İskele Ve Gaziveren Bölgelerindeki İnşaatlar Rum Basınında

İskele Ve Gaziveren Bölgelerindeki İnşaatlar Rum Basınında

“Politis” gazetesi, Gaziveren ve İskele bölgelerine giderek burada yapılan inşaatlara ilişkin fotoğraflara yer verdi.

Politis gazetesi, “Gaziveren ve Trikomo’ya (İskele) Politis’in Keşfi” başlıklı haberinde, Gaziveren ve İskele bölgelerine giderek keşif yaptığını yazdı.

Bu bölgelerdeki inşaatlara ilişkin birçok fotoğrafa yer veren gazete, Gaziveren bölgesinin “yeni bir İskele” olma yolunda hızlı bir şekilde ilerlediğini, bu bölgeye siteler, apartmanlar ve iş yerlerinin inşa edildiğini belirtti.

İskele bölgesindeki emlak fiyatlarına da yer veren gazete, İskele bölgesi sakinleri ve bu bölgedeki işçilerin, gazeteye yaptıkları açıklamaya dayanarak bu taşınmaz mallardan en fazla Rusların ve İsraillilerin faydalandığını belirtti.

Habere göre Kıbrıslı Rum avukat Ahilleas Dimitriadis, “yasa dışı” olarak nitelendirdiği KKTC’deki inşaat faaliyetleri konusunda gazeteye yaptığı açıklamada, KKTC’deki taşınmazlara ilişkin durumu “sıkıcı” olarak nitelendirdi.
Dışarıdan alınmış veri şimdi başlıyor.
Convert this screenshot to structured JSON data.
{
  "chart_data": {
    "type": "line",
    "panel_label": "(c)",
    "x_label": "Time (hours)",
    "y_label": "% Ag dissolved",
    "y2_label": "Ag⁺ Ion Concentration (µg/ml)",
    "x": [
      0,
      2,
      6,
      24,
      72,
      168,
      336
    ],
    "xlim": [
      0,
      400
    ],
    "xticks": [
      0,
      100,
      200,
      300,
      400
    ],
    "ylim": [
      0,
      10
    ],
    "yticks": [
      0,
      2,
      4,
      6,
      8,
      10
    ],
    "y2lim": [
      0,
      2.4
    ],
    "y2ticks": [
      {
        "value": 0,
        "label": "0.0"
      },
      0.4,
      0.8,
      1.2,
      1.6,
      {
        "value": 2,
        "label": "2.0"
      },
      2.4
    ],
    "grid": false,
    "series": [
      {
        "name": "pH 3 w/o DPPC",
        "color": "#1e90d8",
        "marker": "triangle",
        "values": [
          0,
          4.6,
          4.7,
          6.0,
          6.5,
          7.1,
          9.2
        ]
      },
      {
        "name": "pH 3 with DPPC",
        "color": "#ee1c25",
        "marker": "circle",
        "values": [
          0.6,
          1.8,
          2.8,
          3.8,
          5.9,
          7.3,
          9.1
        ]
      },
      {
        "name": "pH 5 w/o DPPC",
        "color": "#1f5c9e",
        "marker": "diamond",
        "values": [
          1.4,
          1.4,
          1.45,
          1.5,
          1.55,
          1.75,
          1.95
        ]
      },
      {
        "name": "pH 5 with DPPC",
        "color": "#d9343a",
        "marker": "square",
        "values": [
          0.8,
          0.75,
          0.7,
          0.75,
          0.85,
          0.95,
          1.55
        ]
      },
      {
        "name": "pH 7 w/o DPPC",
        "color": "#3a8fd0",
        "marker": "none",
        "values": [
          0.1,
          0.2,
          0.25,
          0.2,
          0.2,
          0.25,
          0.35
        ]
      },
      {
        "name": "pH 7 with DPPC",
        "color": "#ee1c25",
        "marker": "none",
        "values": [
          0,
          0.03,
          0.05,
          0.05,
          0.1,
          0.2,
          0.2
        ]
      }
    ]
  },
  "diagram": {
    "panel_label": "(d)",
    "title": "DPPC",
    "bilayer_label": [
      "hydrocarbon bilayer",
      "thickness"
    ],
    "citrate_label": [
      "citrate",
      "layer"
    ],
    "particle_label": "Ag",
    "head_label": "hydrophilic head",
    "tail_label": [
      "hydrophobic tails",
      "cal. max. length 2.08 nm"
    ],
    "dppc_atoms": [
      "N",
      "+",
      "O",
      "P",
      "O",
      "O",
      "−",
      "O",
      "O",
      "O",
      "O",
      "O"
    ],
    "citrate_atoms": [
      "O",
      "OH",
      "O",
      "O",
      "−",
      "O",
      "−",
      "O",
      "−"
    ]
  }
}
Her hak sahibi Rum göçmenin, elinden geleni yapması konusunda tek başına bırakıldığını ifade eden Dimitriadis, sorunun; siyasi ve hukuki olmak üzere iki düzeyde olduğuna da dikkati çekti.

Gazete haberinde ayrıca KKTC’deki eski Rum mallarının “yağmalanmasına” ilişkin üç polis araştırmasının devam ettiğini, ilk araştırmanın İskele, Gaziveren ve Tatlısu’da Yahudi ve Kıbrıs Türk sermayeli bir şirket; ikinci araştırmanın Tatlısu bölgesinde emlak alanında uğraşan Alman şirketi; üçüncü araştırmanın ise KKTC genelinde faaliyet gösteren Lübnan sermayeli şirketle alakalı olduğunu belirtti.

Habere göre sözde “Omorfo (Güzelyurt) Belediye Başkanı” Viktoras Hacıavraam gazeteye yaptığı açıklamada, bölgedeki inşaat patlamasını kınarken bu sorunun göğüslenmesi için Kıbrıs sorununun çözümüne yönelik müzakerelerin, üzerinde anlaşmaya varılan zeminde, yeniden başlaması yönteminin bulunması gerektiğini savundu.

Sözde “Trikomo (İskele) Muhtarı” Yakovos Hacıvarnava ise yapılan inşaatları suç ve kabul edilemez olarak nitelendirdi.

Birçok inşaatın keyfi olarak inşa edildiğini savunan Hacıvarnava, alıcıların ise Ruslar, İranlılar ve İsrailliler; yatırımcıların ise Yahudi şirketlerin olduğunu belirtti.

Hacıvarnava açıklamasında ayrıca “Trikomo” kökenli Rumların ve muhtarlığının, hukuki açıdan harekete geçme ihtimalini ciddi bir şekilde düşündüğünü bu bağlamda da devlet ve meclisten yardım talep ettiklerini söyledi.